Die Gründe für die hohen Preise sind mannigfaltig. Zunächst einmal hat der weltweite Warenhandel nach dem Corona-Lockdown wieder kräftig angezogen. Die Nachfrage nach Gütern ist stark gestiegen. Insbesondere die USA hatten einen hohen Nachholbedarf, was auch daran liegt, dass die Haushalte dort so viel Geld haben wie lange nicht. "In der anhaltend außergewöhnlichen Marktsituation mit hoher Nachfrage und weltweiten Unterbrechungen der Lieferketten haben wir unsere Kapazitäten weiter erhöht und unser Angebot erweitert, um die Fracht unserer Kunden zu transportieren", sagte Mærsk-Konzernchef Søren Skou.

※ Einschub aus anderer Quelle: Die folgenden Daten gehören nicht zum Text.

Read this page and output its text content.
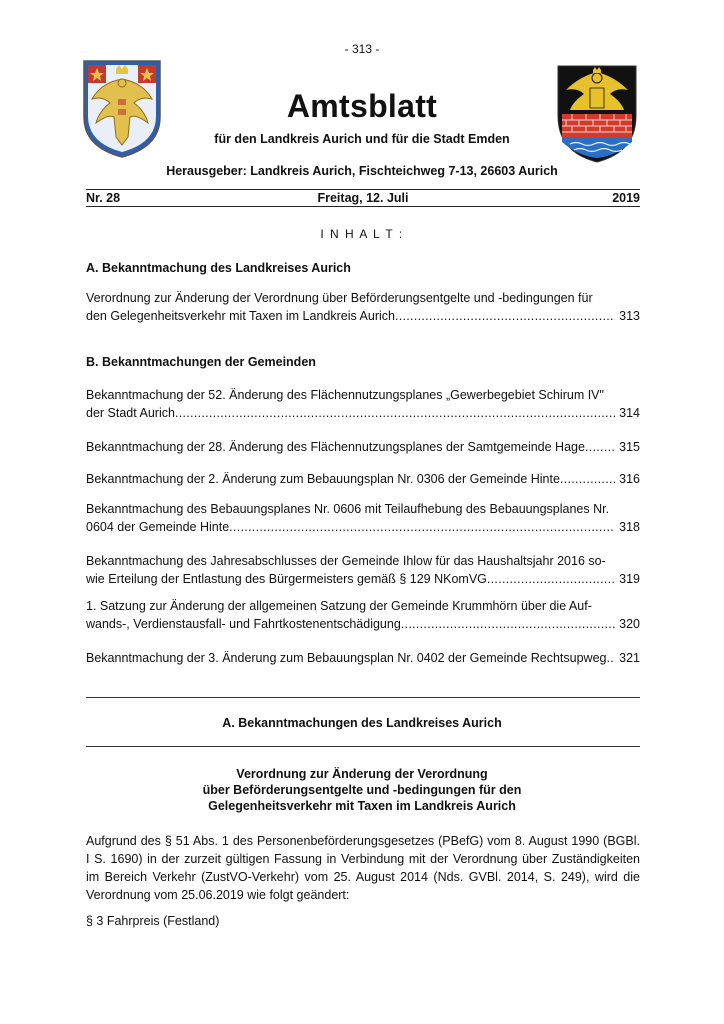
- 313 -
Amtsblatt
für den Landkreis Aurich und für die Stadt Emden
Herausgeber: Landkreis Aurich, Fischteichweg 7-13, 26603 Aurich
Nr. 28	Freitag, 12. Juli	2019
I N H A L T :
A. Bekanntmachung des Landkreises Aurich
Verordnung zur Änderung der Verordnung über Beförderungsentgelte und -bedingungen für
den Gelegenheitsverkehr mit Taxen im Landkreis Aurich .....	313
B. Bekanntmachungen der Gemeinden
Bekanntmachung der 52. Änderung des Flächennutzungsplanes „Gewerbegebiet Schirum IV"
der Stadt Aurich .....	314
Bekanntmachung der 28. Änderung des Flächennutzungsplanes der Samtgemeinde Hage .....	315
Bekanntmachung der 2. Änderung zum Bebauungsplan Nr. 0306 der Gemeinde Hinte .....	316
Bekanntmachung des Bebauungsplanes Nr. 0606 mit Teilaufhebung des Bebauungsplanes Nr.
0604 der Gemeinde Hinte .....	318
Bekanntmachung des Jahresabschlusses der Gemeinde Ihlow für das Haushaltsjahr 2016 so-
wie Erteilung der Entlastung des Bürgermeisters gemäß § 129 NKomVG .....	319
1. Satzung zur Änderung der allgemeinen Satzung der Gemeinde Krummhörn über die Auf-
wands-, Verdienstausfall- und Fahrtkostenentschädigung .....	320
Bekanntmachung der 3. Änderung zum Bebauungsplan Nr. 0402 der Gemeinde Rechtsupweg .....	321
A. Bekanntmachungen des Landkreises Aurich
Verordnung zur Änderung der Verordnung
über Beförderungsentgelte und -bedingungen für den
Gelegenheitsverkehr mit Taxen im Landkreis Aurich
Aufgrund des § 51 Abs. 1 des Personenbeförderungsgesetzes (PBefG) vom 8. August 1990 (BGBl. I S. 1690) in der zurzeit gültigen Fassung in Verbindung mit der Verordnung über Zuständigkeiten im Bereich Verkehr (ZustVO-Verkehr) vom 25. August 2014 (Nds. GVBl. 2014, S. 249), wird die Verordnung vom 25.06.2019 wie folgt geändert:
§ 3 Fahrpreis (Festland)
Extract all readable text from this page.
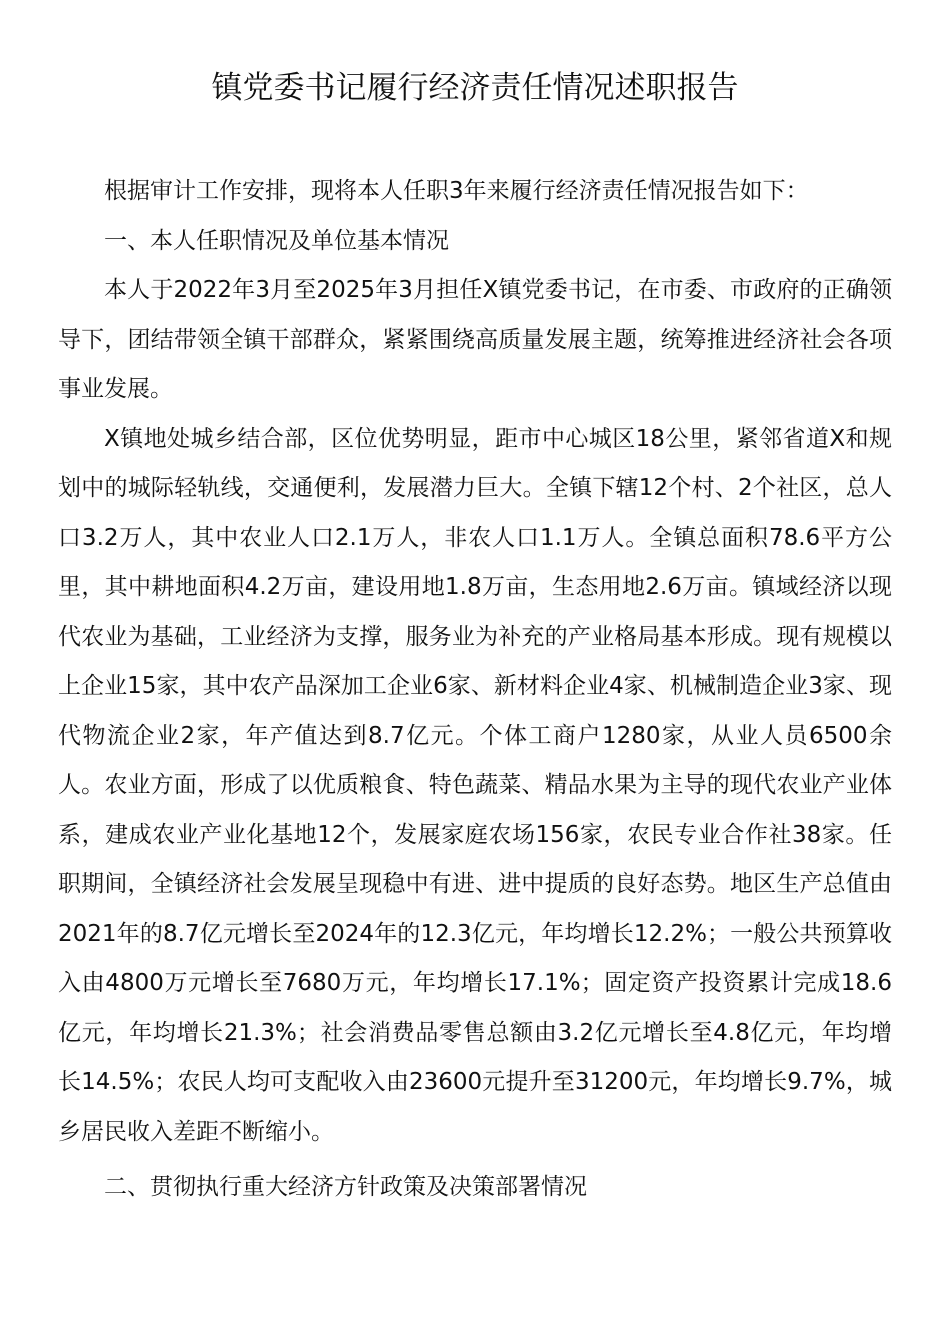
镇党委书记履行经济责任情况述职报告

根据审计工作安排，现将本人任职3年来履行经济责任情况报告如下：

一、本人任职情况及单位基本情况

本人于2022年3月至2025年3月担任X镇党委书记，在市委、市政府的正确领导下，团结带领全镇干部群众，紧紧围绕高质量发展主题，统筹推进经济社会各项事业发展。

X镇地处城乡结合部，区位优势明显，距市中心城区18公里，紧邻省道X和规划中的城际轻轨线，交通便利，发展潜力巨大。全镇下辖12个村、2个社区，总人口3.2万人，其中农业人口2.1万人，非农人口1.1万人。全镇总面积78.6平方公里，其中耕地面积4.2万亩，建设用地1.8万亩，生态用地2.6万亩。镇域经济以现代农业为基础，工业经济为支撑，服务业为补充的产业格局基本形成。现有规模以上企业15家，其中农产品深加工企业6家、新材料企业4家、机械制造企业3家、现代物流企业2家，年产值达到8.7亿元。个体工商户1280家，从业人员6500余人。农业方面，形成了以优质粮食、特色蔬菜、精品水果为主导的现代农业产业体系，建成农业产业化基地12个，发展家庭农场156家，农民专业合作社38家。任职期间，全镇经济社会发展呈现稳中有进、进中提质的良好态势。地区生产总值由2021年的8.7亿元增长至2024年的12.3亿元，年均增长12.2%；一般公共预算收入由4800万元增长至7680万元，年均增长17.1%；固定资产投资累计完成18.6亿元，年均增长21.3%；社会消费品零售总额由3.2亿元增长至4.8亿元，年均增长14.5%；农民人均可支配收入由23600元提升至31200元，年均增长9.7%，城乡居民收入差距不断缩小。

二、贯彻执行重大经济方针政策及决策部署情况
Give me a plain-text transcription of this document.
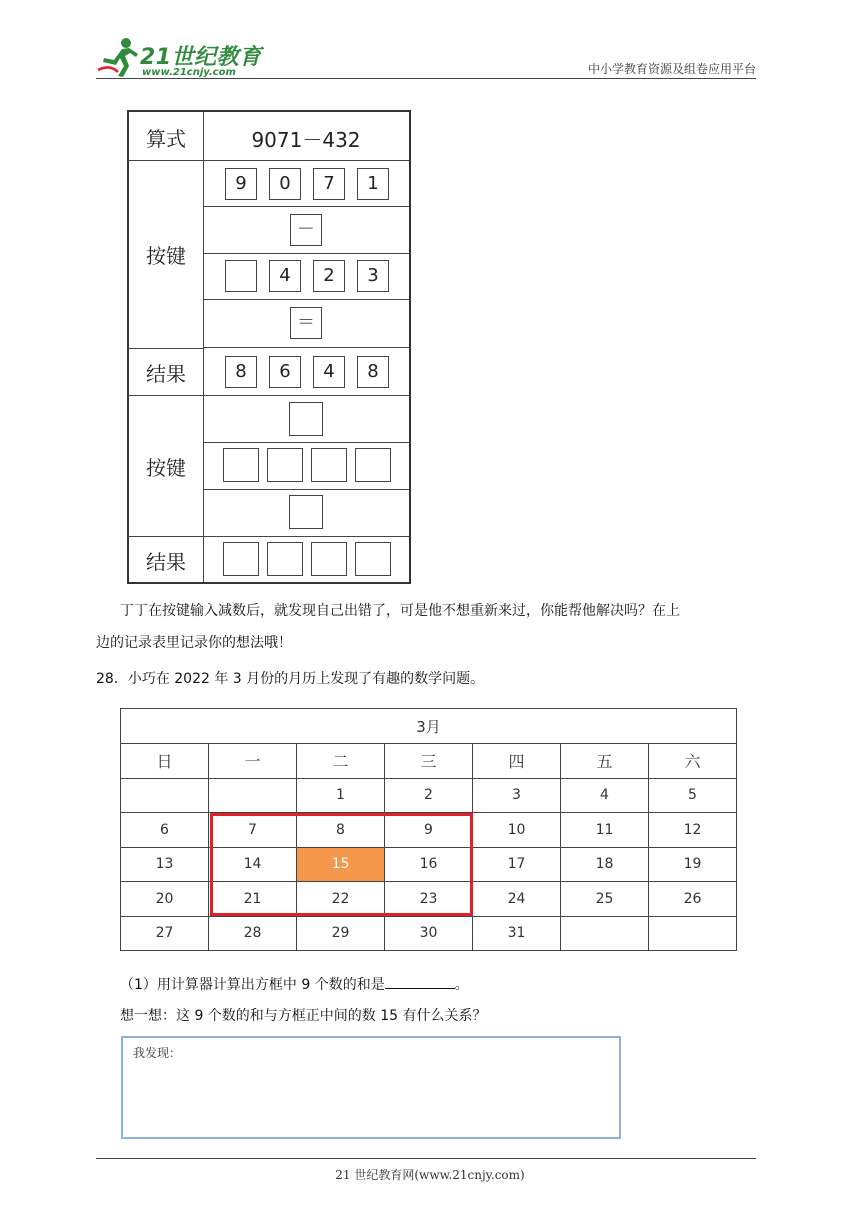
21世纪教育
www.21cnjy.com	中小学教育资源及组卷应用平台
算式	9071－432
按键
9	0	7	1
－
4	2	3
＝
结果	8	6	4	8
按键
结果
丁丁在按键输入减数后，就发现自己出错了，可是他不想重新来过，你能帮他解决吗？在上
边的记录表里记录你的想法哦！
28．小巧在 2022 年 3 月份的月历上发现了有趣的数学问题。
3月						
日	一	二	三	四	五	六
		1	2	3	4	5
6	7	8	9	10	11	12
13	14	15	16	17	18	19
20	21	22	23	24	25	26
27	28	29	30	31		
（1）用计算器计算出方框中 9 个数的和是	。
想一想：这 9 个数的和与方框正中间的数 15 有什么关系？
我发现：
21 世纪教育网(www.21cnjy.com)
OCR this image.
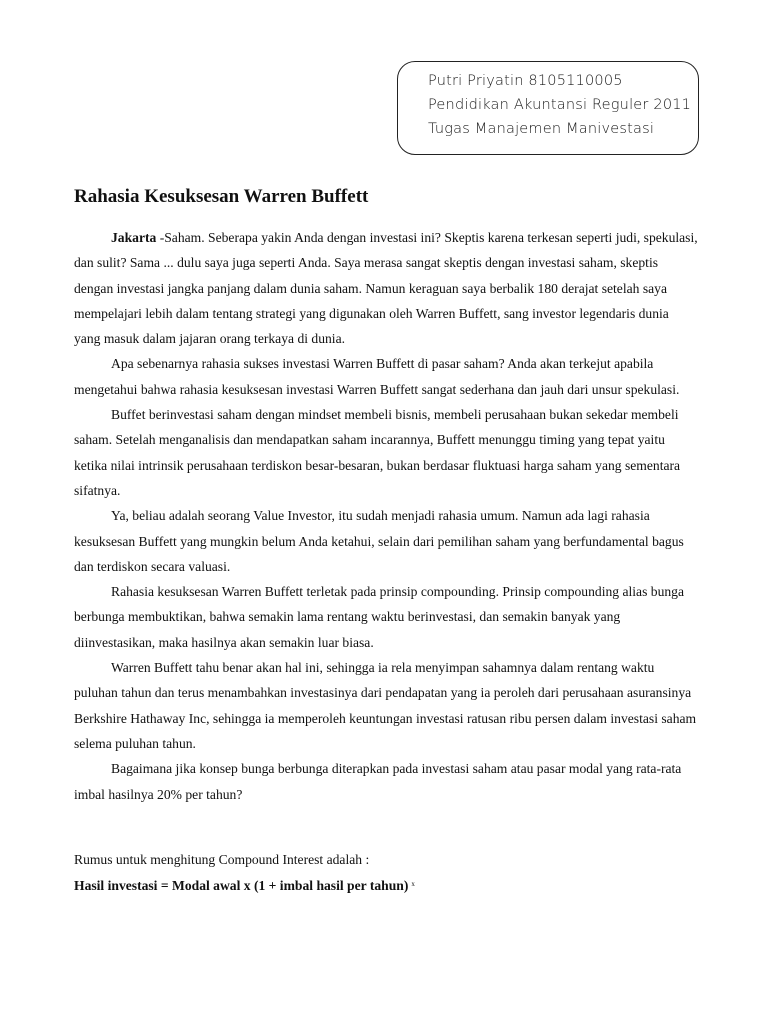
Putri Priyatin 8105110005
Pendidikan Akuntansi Reguler 2011
Tugas Manajemen Manivestasi
Rahasia Kesuksesan Warren Buffett

Jakarta -Saham. Seberapa yakin Anda dengan investasi ini? Skeptis karena terkesan seperti judi, spekulasi, dan sulit? Sama ... dulu saya juga seperti Anda. Saya merasa sangat skeptis dengan investasi saham, skeptis dengan investasi jangka panjang dalam dunia saham. Namun keraguan saya berbalik 180 derajat setelah saya mempelajari lebih dalam tentang strategi yang digunakan oleh Warren Buffett, sang investor legendaris dunia yang masuk dalam jajaran orang terkaya di dunia.

Apa sebenarnya rahasia sukses investasi Warren Buffett di pasar saham? Anda akan terkejut apabila mengetahui bahwa rahasia kesuksesan investasi Warren Buffett sangat sederhana dan jauh dari unsur spekulasi.

Buffet berinvestasi saham dengan mindset membeli bisnis, membeli perusahaan bukan sekedar membeli saham. Setelah menganalisis dan mendapatkan saham incarannya, Buffett menunggu timing yang tepat yaitu ketika nilai intrinsik perusahaan terdiskon besar-besaran, bukan berdasar fluktuasi harga saham yang sementara sifatnya.

Ya, beliau adalah seorang Value Investor, itu sudah menjadi rahasia umum. Namun ada lagi rahasia kesuksesan Buffett yang mungkin belum Anda ketahui, selain dari pemilihan saham yang berfundamental bagus dan terdiskon secara valuasi.

Rahasia kesuksesan Warren Buffett terletak pada prinsip compounding. Prinsip compounding alias bunga berbunga membuktikan, bahwa semakin lama rentang waktu berinvestasi, dan semakin banyak yang diinvestasikan, maka hasilnya akan semakin luar biasa.

Warren Buffett tahu benar akan hal ini, sehingga ia rela menyimpan sahamnya dalam rentang waktu puluhan tahun dan terus menambahkan investasinya dari pendapatan yang ia peroleh dari perusahaan asuransinya Berkshire Hathaway Inc, sehingga ia memperoleh keuntungan investasi ratusan ribu persen dalam investasi saham selema puluhan tahun.

Bagaimana jika konsep bunga berbunga diterapkan pada investasi saham atau pasar modal yang rata-rata imbal hasilnya 20% per tahun?

Rumus untuk menghitung Compound Interest adalah :
Hasil investasi = Modal awal x (1 + imbal hasil per tahun) $^x$
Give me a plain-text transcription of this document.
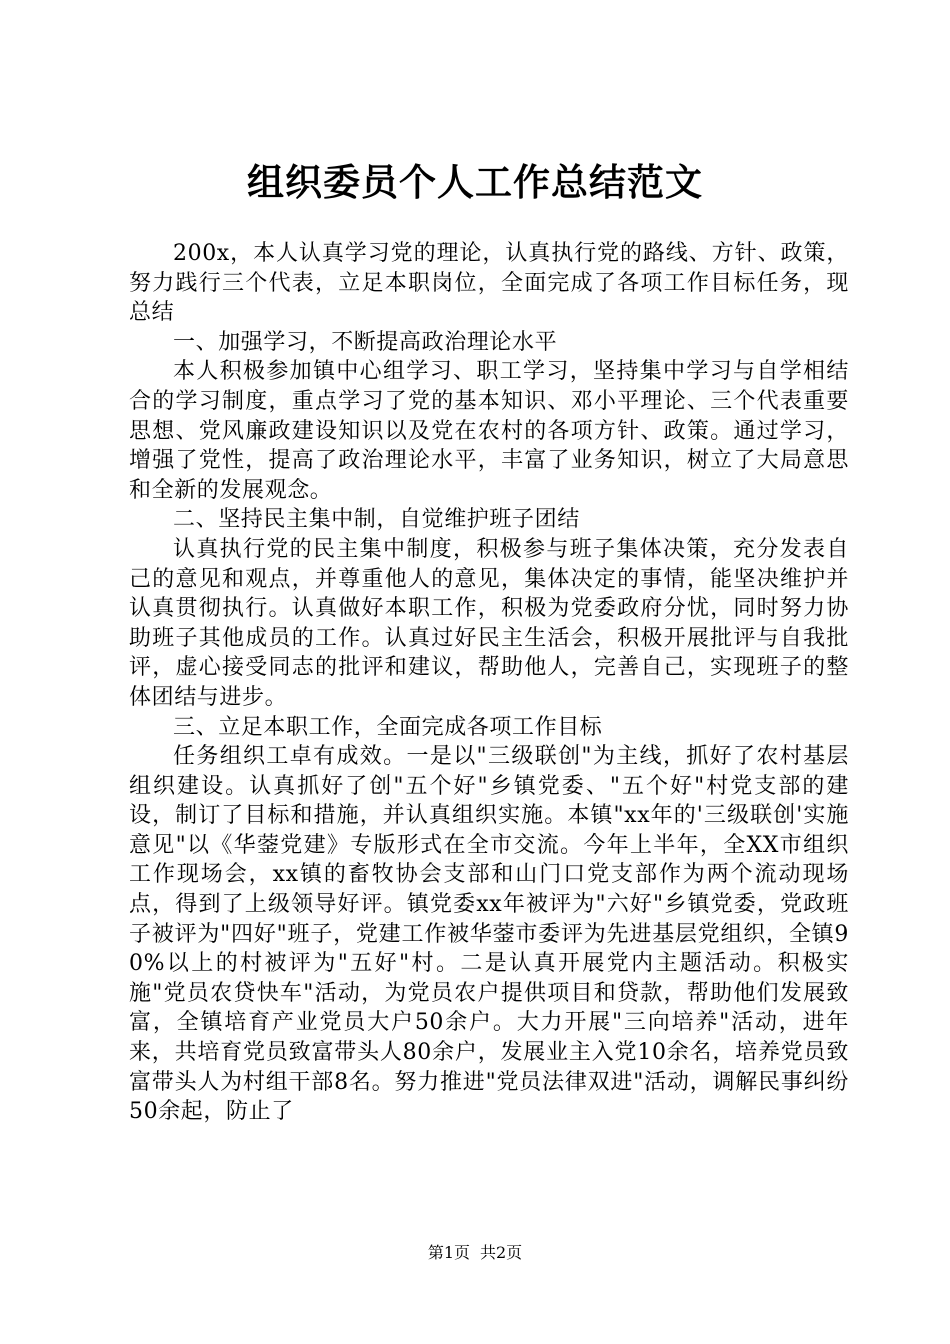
组织委员个人工作总结范文

200x，本人认真学习党的理论，认真执行党的路线、方针、政策，努力践行三个代表，立足本职岗位，全面完成了各项工作目标任务，现总结

一、加强学习，不断提高政治理论水平

本人积极参加镇中心组学习、职工学习，坚持集中学习与自学相结合的学习制度，重点学习了党的基本知识、邓小平理论、三个代表重要思想、党风廉政建设知识以及党在农村的各项方针、政策。通过学习，增强了党性，提高了政治理论水平，丰富了业务知识，树立了大局意思和全新的发展观念。

二、坚持民主集中制，自觉维护班子团结

认真执行党的民主集中制度，积极参与班子集体决策，充分发表自己的意见和观点，并尊重他人的意见，集体决定的事情，能坚决维护并认真贯彻执行。认真做好本职工作，积极为党委政府分忧，同时努力协助班子其他成员的工作。认真过好民主生活会，积极开展批评与自我批评，虚心接受同志的批评和建议，帮助他人，完善自己，实现班子的整体团结与进步。

三、立足本职工作，全面完成各项工作目标

任务组织工卓有成效。一是以"三级联创"为主线，抓好了农村基层组织建设。认真抓好了创"五个好"乡镇党委、"五个好"村党支部的建设，制订了目标和措施，并认真组织实施。本镇"xx年的'三级联创'实施意见"以《华蓥党建》专版形式在全市交流。今年上半年，全XX市组织工作现场会，xx镇的畜牧协会支部和山门口党支部作为两个流动现场点，得到了上级领导好评。镇党委xx年被评为"六好"乡镇党委，党政班子被评为"四好"班子，党建工作被华蓥市委评为先进基层党组织，全镇90%以上的村被评为"五好"村。二是认真开展党内主题活动。积极实施"党员农贷快车"活动，为党员农户提供项目和贷款，帮助他们发展致富，全镇培育产业党员大户50余户。大力开展"三向培养"活动，进年来，共培育党员致富带头人80余户，发展业主入党10余名，培养党员致富带头人为村组干部8名。努力推进"党员法律双进"活动，调解民事纠纷50余起，防止了

第1页 共2页
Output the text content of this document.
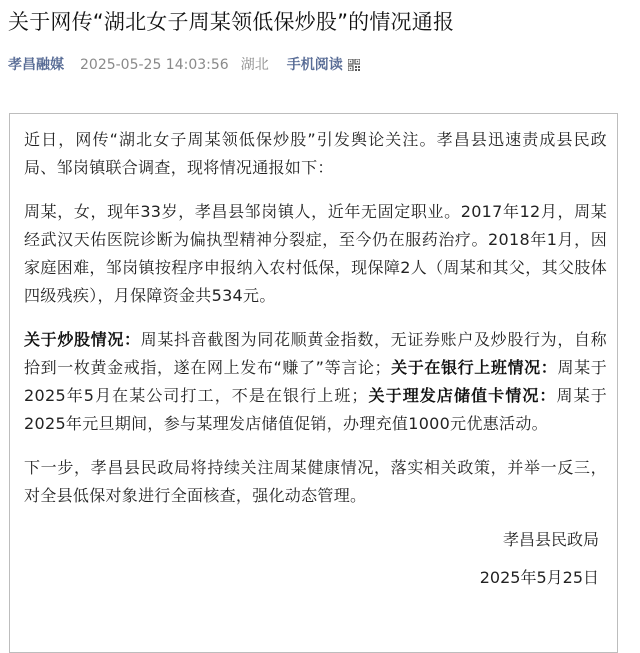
关于网传“湖北女子周某领低保炒股”的情况通报
孝昌融媒 2025-05-25 14:03:56 湖北 手机阅读

近日，网传“湖北女子周某领低保炒股”引发舆论关注。孝昌县迅速责成县民政局、邹岗镇联合调查，现将情况通报如下：

周某，女，现年33岁，孝昌县邹岗镇人，近年无固定职业。2017年12月，周某经武汉天佑医院诊断为偏执型精神分裂症，至今仍在服药治疗。2018年1月，因家庭困难，邹岗镇按程序申报纳入农村低保，现保障2人（周某和其父，其父肢体四级残疾），月保障资金共534元。

关于炒股情况：周某抖音截图为同花顺黄金指数，无证券账户及炒股行为，自称拾到一枚黄金戒指，遂在网上发布“赚了”等言论；关于在银行上班情况：周某于2025年5月在某公司打工，不是在银行上班；关于理发店储值卡情况：周某于2025年元旦期间，参与某理发店储值促销，办理充值1000元优惠活动。

下一步，孝昌县民政局将持续关注周某健康情况，落实相关政策，并举一反三，对全县低保对象进行全面核查，强化动态管理。

孝昌县民政局
2025年5月25日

Sämtliche Schiffe sind ausgebucht. Und dann regelt letztlich der Markt den Preis, und dieser kletterte gewaltig: Kostete etwa der Transport eines 40-Fuß-Containers, der von Asien in die USA verschifft wird, vor zwei Jahren weniger als 2000 Dollar, werden heute dafür bis zu 25 000 Dollar aufgerufen. Aktuell fahren etwas mehr als 6000 Containerfrachtschiffe über die Weltmeere, etwa 25 Millionen Container sind im Einsatz.

Lager noch nicht voll

Eigentlich eine verkehrte Welt: Denn wenn es eines in den vergangenen Jahren nicht gab, dann waren es zu wenige Container. Irgendwo wurde die Ware schon untergebracht. Jahrelang konsolidierte die Branche, weil die Frachtraten zu gering waren. Selten standen die Unternehmen so im Fokus wie aktuell. Bei den Unternehmen sind die Lieferprobleme so eklatant, dass sie bereits eigene Schiffe mieten. So hat IKEA Probleme damit, seine Kunden zu beliefern. Laut Branchendienst Trade Winds News setzten auch die US-Unternehmen Walmart sowie Home Depot in diesem Jahr ebenfalls bereits auf eigene Transportmittel, um der Nachfrage gerecht zu werden.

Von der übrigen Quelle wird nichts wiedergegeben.